Möbius transformation maps inverse points to inverse points?

Question

Say $f$ is a Möbius transformation that maps the unit disk to the unit disk. The solution in this page, and in many other pages Möbius transformations on $D$ such that $f(D)=D$ says

"Let $z_0$ be the point s.t. $f(z_0)=0$. Then $f(1/\overline{z_0})=\infty$."

In a comment on the post, it says "one property of Möbius transformation is that inverse point maps to inverse point." How can this property be true? It is definitely wrong for a general Möbius transformation s.t. $z/(z-1)$. So I think it is only true in this problem. But why is it?

Answer 1

Inversion in this context means “inversion at a circle”. In the (extended) complex plane, inversion (or reflection) can be defined as follows:

Let $C$ be a circle (or line) in $\Bbb {\hat C}$, $z \in \Bbb {\hat C}$, and $T$ a Möbius transformation which maps $C$ onto $\Bbb R \cup \{ \infty \}$. Then $$ w = T^{-1}(\overline {T(z)}) $$ is the inverse point (or reflection point) of $z$ with respect to $C$.

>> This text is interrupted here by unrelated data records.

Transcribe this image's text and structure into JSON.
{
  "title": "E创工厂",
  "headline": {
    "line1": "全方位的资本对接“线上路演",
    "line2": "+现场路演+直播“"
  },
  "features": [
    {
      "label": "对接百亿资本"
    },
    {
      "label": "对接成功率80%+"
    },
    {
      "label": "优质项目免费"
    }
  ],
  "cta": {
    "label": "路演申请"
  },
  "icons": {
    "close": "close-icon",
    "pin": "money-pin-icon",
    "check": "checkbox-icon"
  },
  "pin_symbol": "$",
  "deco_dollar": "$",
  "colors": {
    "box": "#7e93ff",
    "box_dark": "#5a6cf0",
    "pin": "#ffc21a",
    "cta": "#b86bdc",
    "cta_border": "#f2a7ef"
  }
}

It can be shown that this definition is independent of the choice of $T$ (because any Möbius transformation $S$ mapping the real axis onto itself satisfies $S(\bar z) = \overline {S(z)}$).

For lines, this definition coincides with the usual definition of reflection at a line. For circles, it coincides with “circle inversion”.

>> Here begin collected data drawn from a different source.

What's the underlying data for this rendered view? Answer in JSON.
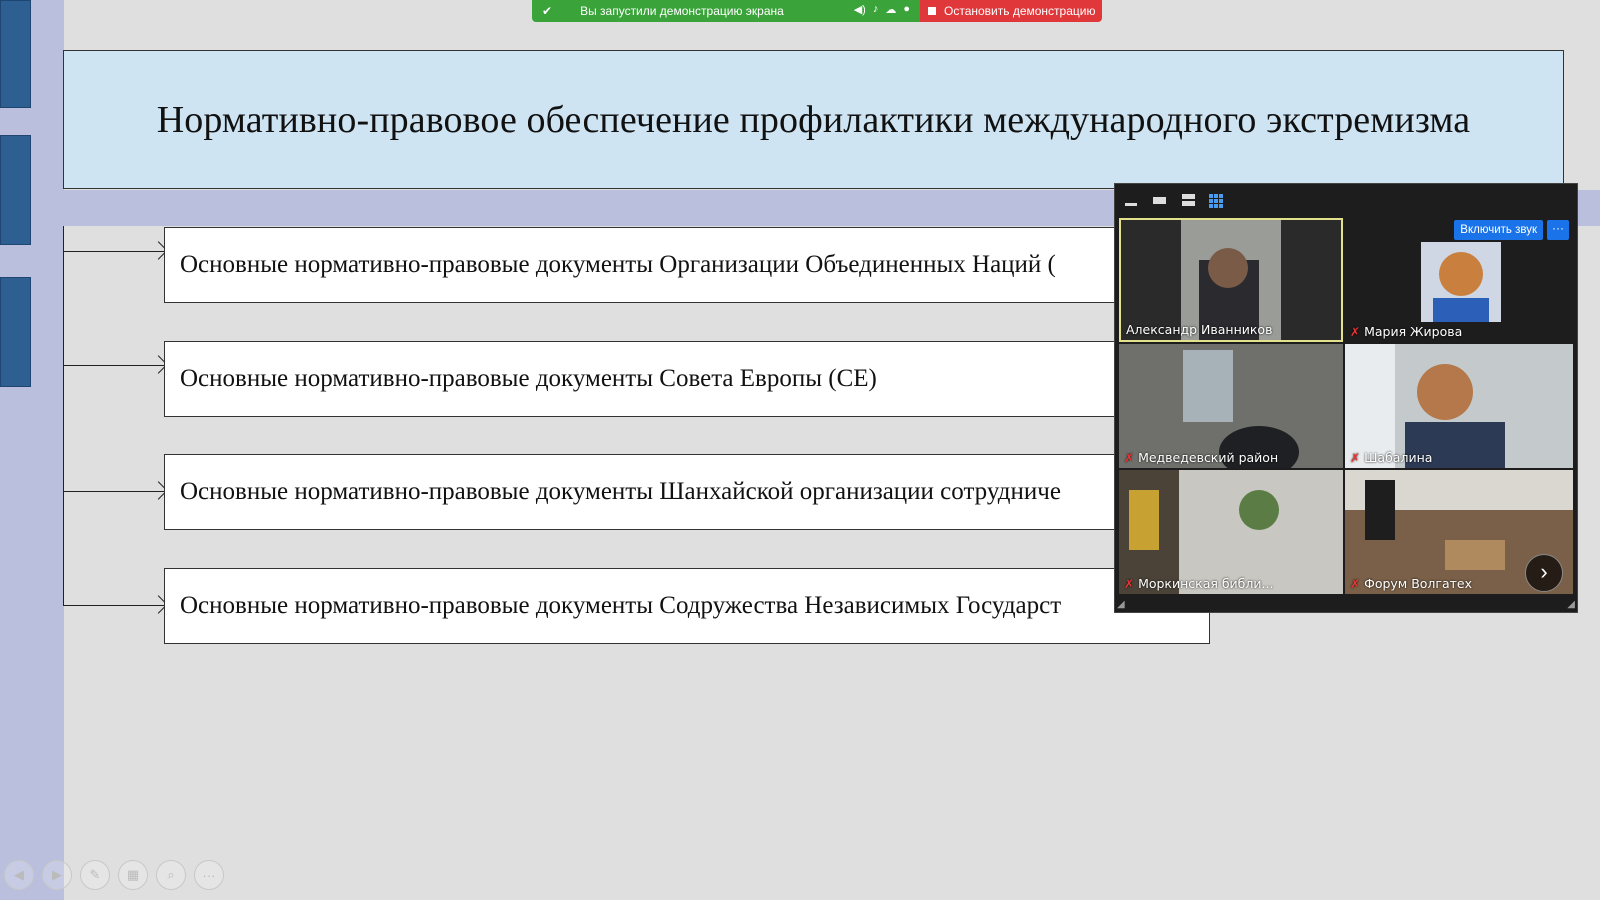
{
  "share_banner": {
    "status_text": "Вы запустили демонстрацию экрана",
    "stop_label": "Остановить демонстрацию"
  },
  "slide": {
    "title": "Нормативно-правовое обеспечение профилактики международного экстремизма",
    "items": [
      "Основные нормативно-правовые документы Организации Объединенных Наций (",
      "Основные нормативно-правовые документы Совета Европы (СЕ)",
      "Основные нормативно-правовые документы Шанхайской организации сотрудниче",
      "Основные нормативно-правовые документы Содружества Независимых Государст"
    ]
  },
  "video_panel": {
    "unmute_label": "Включить звук",
    "more_label": "···",
    "participants": [
      {
        "name": "Александр Иванников",
        "muted": false,
        "active": true
      },
      {
        "name": "Мария Жирова",
        "muted": true,
        "active": false
      },
      {
        "name": "Медведевский район",
        "muted": true,
        "active": false
      },
      {
        "name": "Шабалина",
        "muted": true,
        "active": false
      },
      {
        "name": "Моркинская библи...",
        "muted": true,
        "active": false
      },
      {
        "name": "Форум Волгатех",
        "muted": true,
        "active": false
      }
    ],
    "next_label": "›"
  },
  "slide_nav": {
    "buttons": [
      "previous-slide",
      "next-slide",
      "pen",
      "slides-overview",
      "zoom",
      "more-options"
    ]
  }
}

It also follows from the definition that this relation is preserved under Möbius transformations:

Let $C$ be a circle or line, and $T$ a Möbius transformation. If $w$ is the inverse point of $z$ with respect to $C$ then $T(w)$ is the inverse point of $T(z)$ with respect to $T(C)$.

In the case $T(C) = C$ we conclude that

Let $C$ be a circle or line, and $T$ a Möbius transformation which maps $C$ onto itself. If $z$, $w$ are inverse points with respect to $C$ then $T(z)$, $T(w)$ are also inverse points with respect to $C$.

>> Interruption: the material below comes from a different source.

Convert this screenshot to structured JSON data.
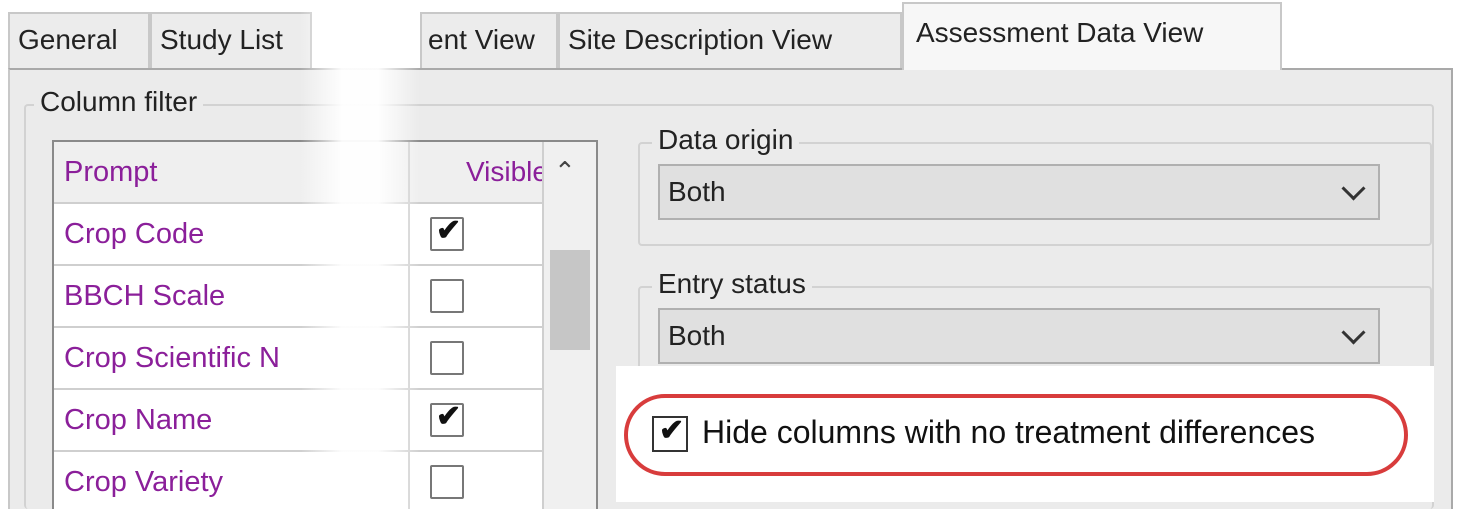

and that is the precise meaning of “.... one property of Möbius transformation is that inverse point maps to inverse point.”

In the case of the unit circle we can choose $T(z) = i\frac{1+z}{1-z}$ as the mapping onto the real line, and a straight-forward calculation show that

$1/\overline z$ is the inverse point of $z$ with respect to the unit circle.

In particular, $z=\infty$ is the inverse point of $z=0$. If $f$ is a Möbiustransformation preserving the unit disk and $f(z_0) = 0$ then it follows from the above invariance that $f(1/\overline{z_0}) = \infty$.